好業績のシャープ、“液晶一本足”脱却なるか 成長のカギ、別事業の育成に

2018.2.1 06:17

 シャープが31日発表した平成29年4~12月期連結決算。売上高は前年同期比22.7%増の1兆8294億円、本業のもうけを示す営業利益は3.71倍の703億円、最終損益は553億円の黒字(前年同期は411億円の赤字)と増収増益で、4~12月期としては4年ぶりの黒字となった。

 シャープは28年8月に台湾の鴻海(ホンハイ)精密工業傘下となって以降、5四半期連続で営業利益が前年同期を上回った。29年4~12月期でも経営再建を安定軌道に乗せ、成長に切り替わる姿を鮮明にした。

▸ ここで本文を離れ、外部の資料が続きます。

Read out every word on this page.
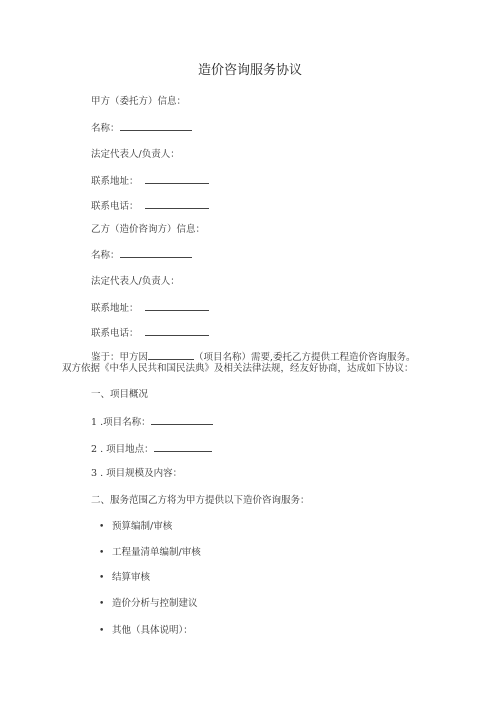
造价咨询服务协议
甲方（委托方）信息：
名称：
法定代表人/负责人：
联系地址：
联系电话：
乙方（造价咨询方）信息：
名称：
法定代表人/负责人：
联系地址：
联系电话：
鉴于：甲方因	（项目名称）需要,委托乙方提供工程造价咨询服务。
双方依据《中华人民共和国民法典》及相关法律法规，经友好协商，达成如下协议：
一、项目概况
1 .项目名称：
2 . 项目地点：
3 . 项目规模及内容：
二、服务范围乙方将为甲方提供以下造价咨询服务：
• 预算编制/审核
• 工程量清单编制/审核
• 结算审核
• 造价分析与控制建议
• 其他（具体说明）：
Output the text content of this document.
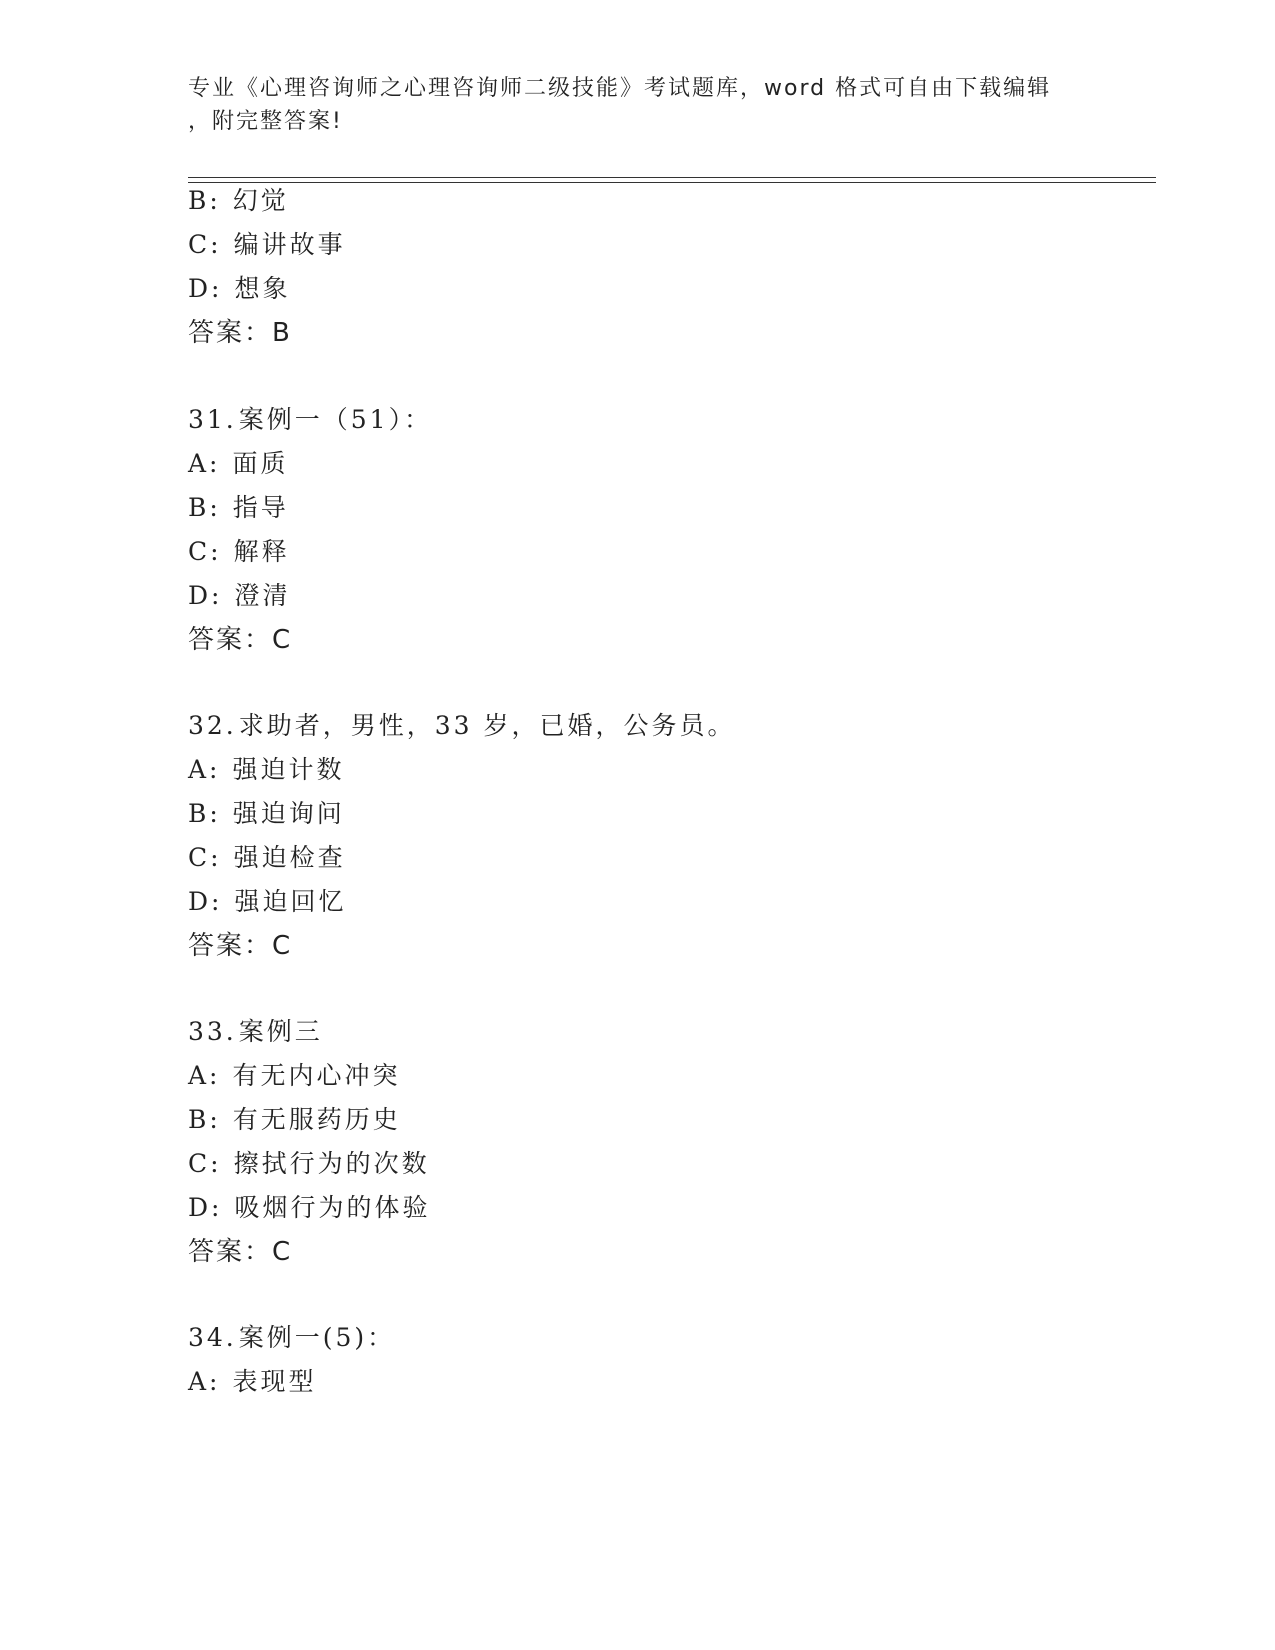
专业《心理咨询师之心理咨询师二级技能》考试题库，word 格式可自由下载编辑
，附完整答案!
B: 幻觉
C: 编讲故事
D: 想象
答案：B
31.案例一（51）：
A: 面质
B: 指导
C: 解释
D: 澄清
答案：C
32.求助者，男性，33 岁，已婚，公务员。
A: 强迫计数
B: 强迫询问
C: 强迫检查
D: 强迫回忆
答案：C
33.案例三
A: 有无内心冲突
B: 有无服药历史
C: 擦拭行为的次数
D: 吸烟行为的体验
答案：C
34.案例一(5)：
A: 表现型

 昨年12月、1年4カ月ぶりに東京証券取引所第1部に復帰した業績急回復の大きな柱は、主力の液晶関連事業だ。中でも、テレビ事業に関しては、売り上げが前年同期から2倍となった。特に中国の販売増が大きく、鴻海グループの販売網を活用して大型を中心にテレビ販売を伸ばしている。

 東南アジアなども堅調だ。昨年秋にはタイの工場でテレビ生産を再開し、東南アジアやインド向けに出荷。韓国メーカーに奪われたシェアの回復を狙う。

 液晶関連事業が売上高の4割以上を占め、主力であることに変わりはない。ただし、これまでの経営危機の最大要因は液晶への過剰投資だった。需要の落ち込みに対し大量の在庫を抱えたことも経営を圧迫した。単純な“一本足経営”にならないよう、液晶の活用分野を広げてリスク分散しながら、別事業の育成も今後のカギとなる。

 シャープは車の電装化で需要が見込まれる車載用液晶に注力する。高精細で省エネ性能が高い「IGZO(イグゾー)」、曲線や曲面に加工できるフリーフォームディスプレーなど技術力を武器に、新分野に売り込みをかける。

 また、家電や電子部品など他事業の拡大に向け重要視しているのが海外展開だ。戴正呉(たいせいご)社長は、事業全体の海外の売上比率について8割以上とすることを掲げている。

 東京都内で31日に記者会見した野村勝明副社長は「まだ8割に届いていない。海外展開をいかに伸ばすかが重要だ」と強調した。